Les ogryns sont grands, résistants et un peu stupides. Leur rôle au combat est d'entrer en corps à corps, la ou leur masse, leur détermination et leur manque d'imagination sont un avantage considérable. Les ratlings, d'un autre cote, sont trop petits et trop frêles pour faire des troupes d'assaut convenables, mais ce sont d'excellents tireurs. Les compétences des ogryns et des ratlings étant très spécifiques, leurs régiments sont morcelés en unités plus petites qui sont ensuite affectées à d'autres régiments sur le champ de bataille.

Les ratlings (Codex GI V2)

Les ratlings ou halflings font partie des quelques espèces mutantes descendant des humains parfaitement tolérées dans l'Imperium. Ils sont de petite taille et de frêle constitution. Ils n'ont pas un comportement particulièrement sérieux et sont généralement pacifiques. Ces caractéristiques n'en font pas de bons guerriers, mais ils contribuent néanmoins à la Garde Impériale, au milieu de leurs cousins plus grands.

Ils possèdent une compétence appréciable pour des soldats : leur remarquable habilité au tir. De plus, leur petite taille leur permet de se déplacer très discrètement que des terrains où des troupes plus grandes auraient des difficultés. Ceci les rend parfaits pour jouer le rôle de tireurs embusqués, et c'est dans ce but qu'ils sont recrutés au sein de la Garde Impériale.

Les ratlings sont clairement inspirés des halflings du monde de Warhammer Fantasy Battle (et des hobbits de Tolkien pour tout dire). Pour en savoir plus, le livre de base de Warhammer, le jeu de rôle fantastique (p221) est un peu plus explicite : leur taille varie entre 90 cm et 1.20m.
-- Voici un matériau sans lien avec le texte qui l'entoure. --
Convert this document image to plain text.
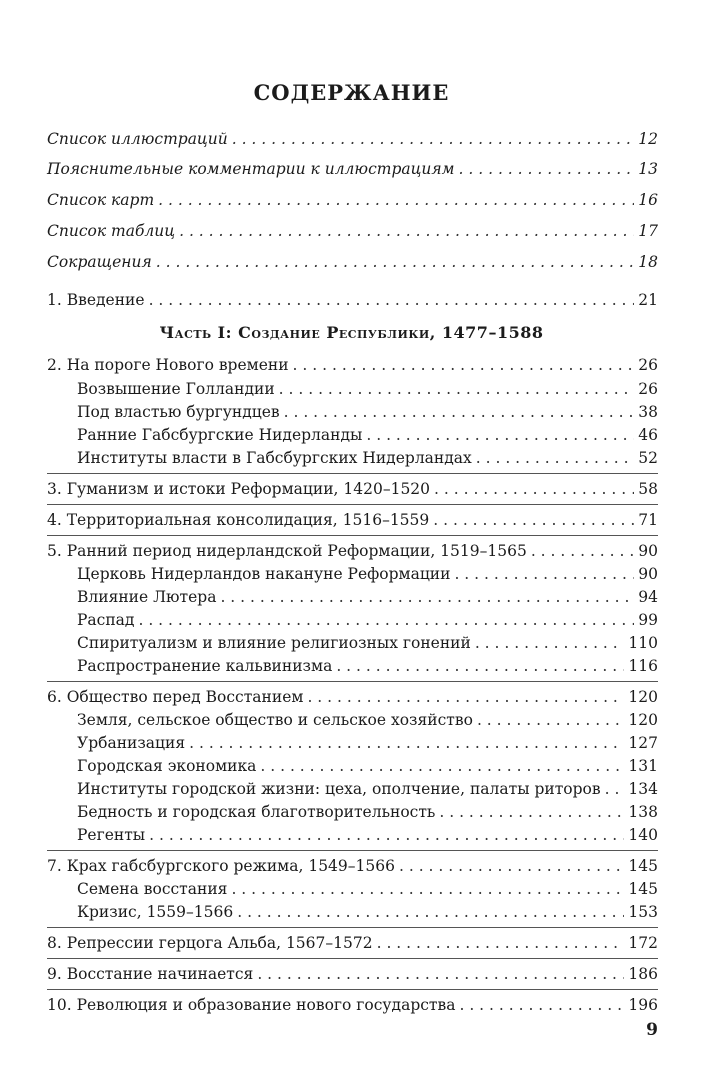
СОДЕРЖАНИЕ
Список иллюстраций . . .	12
Пояснительные комментарии к иллюстрациям . . .	13
Список карт . . .	16
Список таблиц . . .	17
Сокращения . . .	18
1. Введение . . .	21
Часть I: Создание Республики, 1477–1588
2. На пороге Нового времени . . .	26
Возвышение Голландии . . .	26
Под властью бургундцев . . .	38
Ранние Габсбургские Нидерланды . . .	46
Институты власти в Габсбургских Нидерландах . . .	52
3. Гуманизм и истоки Реформации, 1420–1520 . . .	58
4. Территориальная консолидация, 1516–1559 . . .	71
5. Ранний период нидерландской Реформации, 1519–1565 . . .	90
Церковь Нидерландов накануне Реформации . . .	90
Влияние Лютера . . .	94
Распад . . .	99
Спиритуализм и влияние религиозных гонений . . .	110
Распространение кальвинизма . . .	116
6. Общество перед Восстанием . . .	120
Земля, сельское общество и сельское хозяйство . . .	120
Урбанизация . . .	127
Городская экономика . . .	131
Институты городской жизни: цеха, ополчение, палаты риторов . . . 134
Бедность и городская благотворительность . . .	138
Регенты . . .	140
7. Крах габсбургского режима, 1549–1566 . . .	145
Семена восстания . . .	145
Кризис, 1559–1566 . . .	153
8. Репрессии герцога Альба, 1567–1572 . . .	172
9. Восстание начинается . . .	186
10. Революция и образование нового государства . . .	196
9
Ils sont rondelets, trapus, souvent ventripotents et en aucun cas aussi puissamment bâti que les [squats]. Ils sont glabres, à part les rouflaquettes portées par les vieux et les mâles élégants mais leur main et leur pieds sont couverts de poils et sont très larges pour d'aussi petites gens. Les poids des pieds sont une constante source de fierté pour tous les halfelings et ils vont généralement pieds nus.
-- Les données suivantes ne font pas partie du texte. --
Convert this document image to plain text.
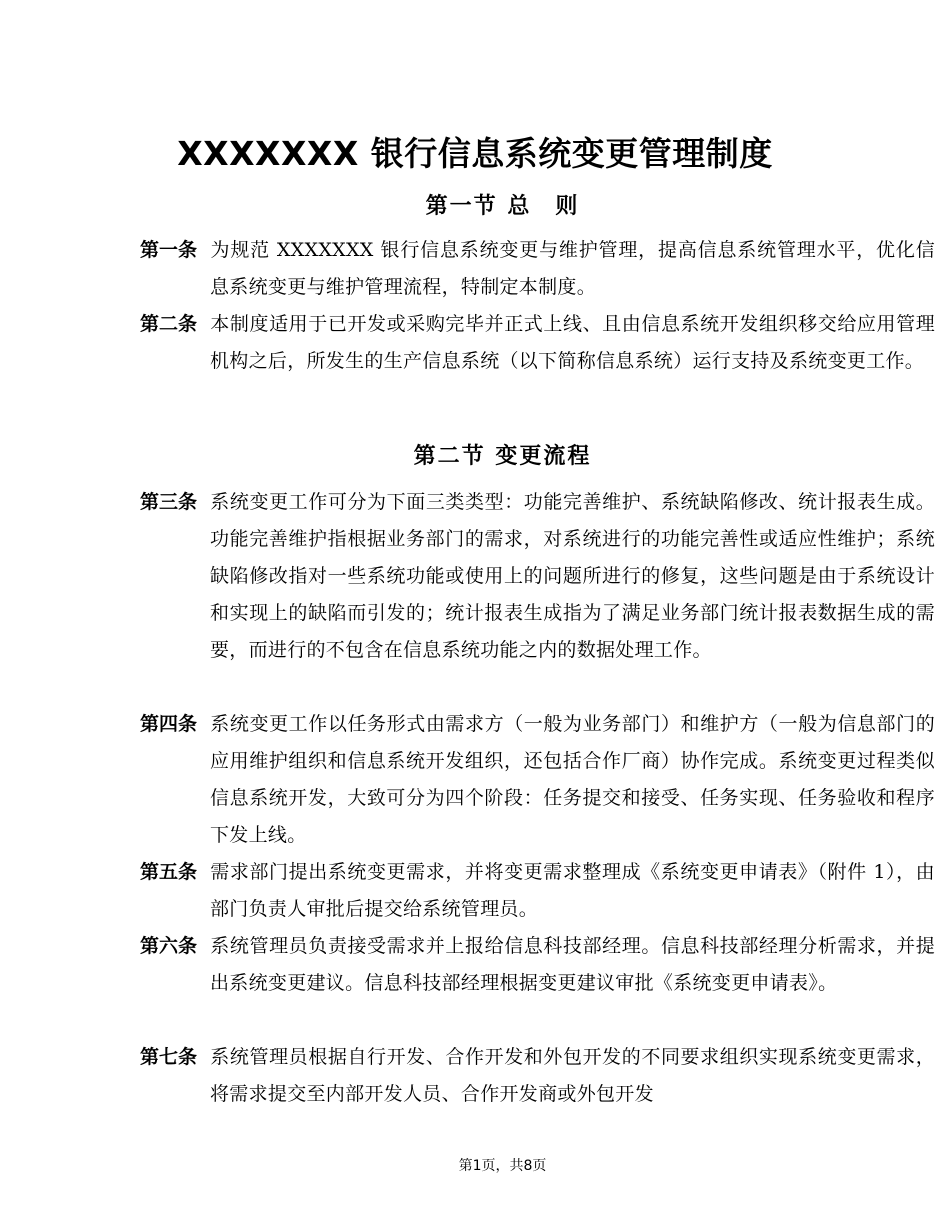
XXXXXXX 银行信息系统变更管理制度
第一节 总　则
第一条 为规范 XXXXXXX 银行信息系统变更与维护管理，提高信息系统管理水平，优化信息系统变更与维护管理流程，特制定本制度。
第二条 本制度适用于已开发或采购完毕并正式上线、且由信息系统开发组织移交给应用管理机构之后，所发生的生产信息系统（以下简称信息系统）运行支持及系统变更工作。
第二节 变更流程
第三条 系统变更工作可分为下面三类类型：功能完善维护、系统缺陷修改、统计报表生成。功能完善维护指根据业务部门的需求，对系统进行的功能完善性或适应性维护；系统缺陷修改指对一些系统功能或使用上的问题所进行的修复，这些问题是由于系统设计和实现上的缺陷而引发的；统计报表生成指为了满足业务部门统计报表数据生成的需要，而进行的不包含在信息系统功能之内的数据处理工作。
第四条 系统变更工作以任务形式由需求方（一般为业务部门）和维护方（一般为信息部门的应用维护组织和信息系统开发组织，还包括合作厂商）协作完成。系统变更过程类似信息系统开发，大致可分为四个阶段：任务提交和接受、任务实现、任务验收和程序下发上线。
第五条 需求部门提出系统变更需求，并将变更需求整理成《系统变更申请表》（附件 1），由部门负责人审批后提交给系统管理员。
第六条 系统管理员负责接受需求并上报给信息科技部经理。信息科技部经理分析需求，并提出系统变更建议。信息科技部经理根据变更建议审批《系统变更申请表》。
第七条 系统管理员根据自行开发、合作开发和外包开发的不同要求组织实现系统变更需求，将需求提交至内部开发人员、合作开发商或外包开发
第1页，共8页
Leur -ou un de leurs- monde est Ornsworld dans le Segmentum Obscurus. Pour s'en faire une idée, lire une description du Mootland de Wh.FB ou JdR.

Les ogryns

Les ogryns, ses veinards, ont droit à une page spécifique.
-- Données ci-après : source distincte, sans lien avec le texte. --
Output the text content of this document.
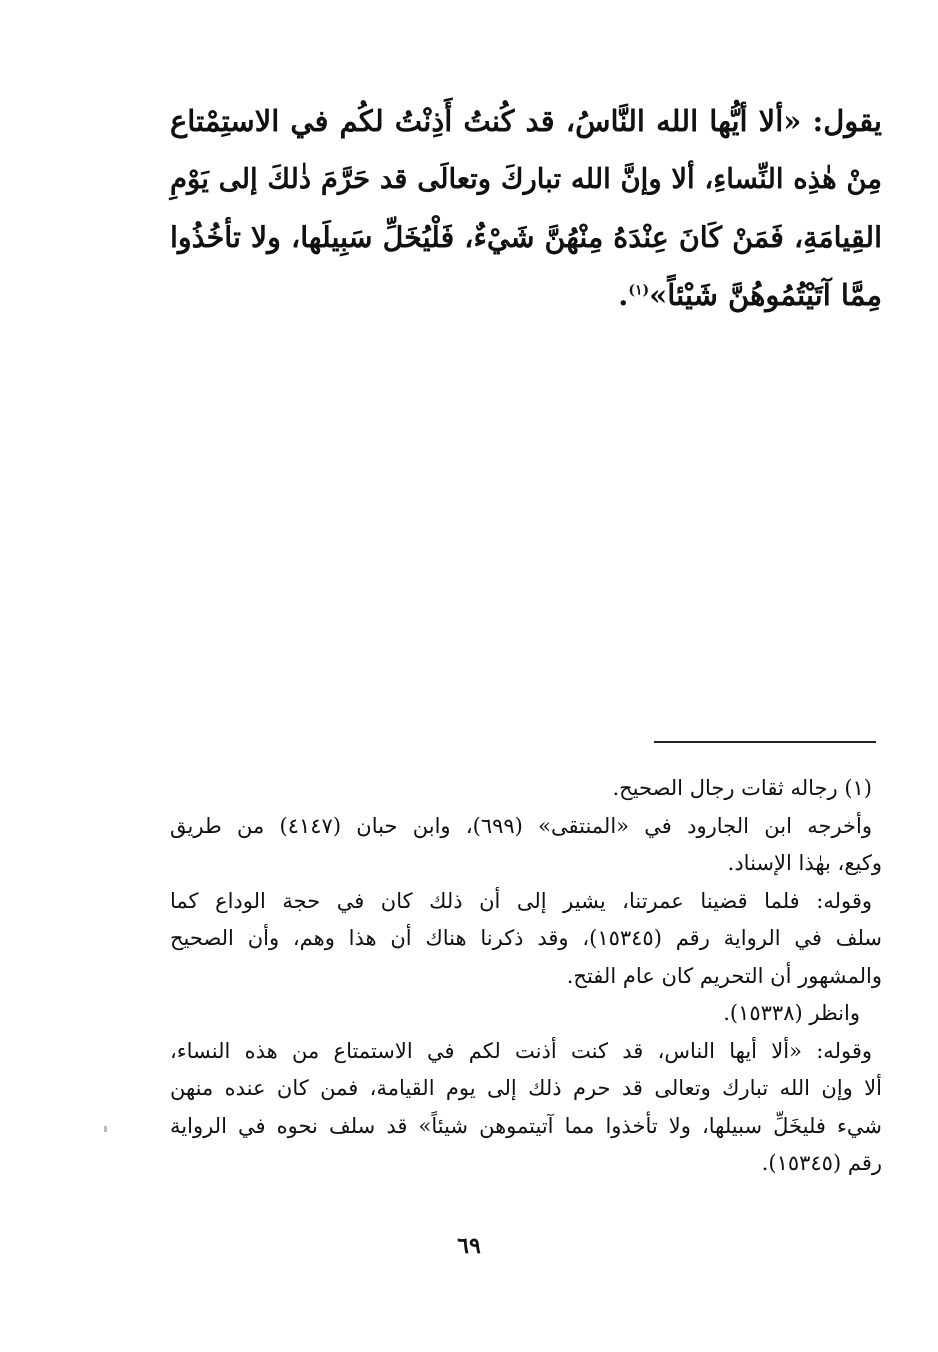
يقول: «ألا أيُّها الله النَّاسُ، قد كُنتُ أَذِنْتُ لكُم في الاستِمْتاع
مِنْ هٰذِه النِّساءِ، ألا وإنَّ الله تباركَ وتعالَى قد حَرَّمَ ذٰلكَ إلى يَوْمِ
القِيامَةِ، فَمَنْ كَانَ عِنْدَهُ مِنْهُنَّ شَيْءٌ، فَلْيُخَلِّ سَبِيلَها، ولا تأخُذُوا
مِمَّا آتَيْتُمُوهُنَّ شَيْئاً»$^{(١)}$.
(١) رجاله ثقات رجال الصحيح.
وأخرجه ابن الجارود في «المنتقى» (٦٩٩)، وابن حبان (٤١٤٧) من طريق
وكيع، بهٰذا الإسناد.
وقوله: فلما قضينا عمرتنا، يشير إلى أن ذلك كان في حجة الوداع كما
سلف في الرواية رقم (١٥٣٤٥)، وقد ذكرنا هناك أن هذا وهم، وأن الصحيح
والمشهور أن التحريم كان عام الفتح.
وانظر (١٥٣٣٨).
وقوله: «ألا أيها الناس، قد كنت أذنت لكم في الاستمتاع من هذه النساء،
ألا وإن الله تبارك وتعالى قد حرم ذلك إلى يوم القيامة، فمن كان عنده منهن
شيء فليخَلِّ سبيلها، ولا تأخذوا مما آتيتموهن شيئاً» قد سلف نحوه في الرواية
رقم (١٥٣٤٥).
٦٩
Les hommes-bêtes (Compendium)

Les hommes-bêtes sont une race d'abhumains assez commune sur les frontières de l'Empire et parfois des groupes planétaires en sont entièrement peuplés. Quoiqu'ils manquent d'intelligence, les hommes-bêtes font preuve d'agressivité et de détermination. Ils ont souvent une dévotion simple mais féroce envers le culte impérial attisée par la volonté d'expier leur état de mutant en accomplissant la volonté de l'Empereur sur le champ de bataille. Pour les hommes-bêtes, l'Empereur est dépeint comme vengeur et fier, demandant un tribut de la chair et du sang de ses ennemis. La séparation entre cette représentation grossière de l'Empereur du culte de Khorne est faible, et l'intellect limité des hommes-bêtes signifie inévitablement que certains d'entre eux passent du coté du Chaos.

"Homme-bête mauvais. Mauvais homme-bête. Sale. L'Empereur pas aimer. Homme-bête aimer Empereur. Donner sang pour Empereur. Donner têtes pour Empereur. Dire pardon."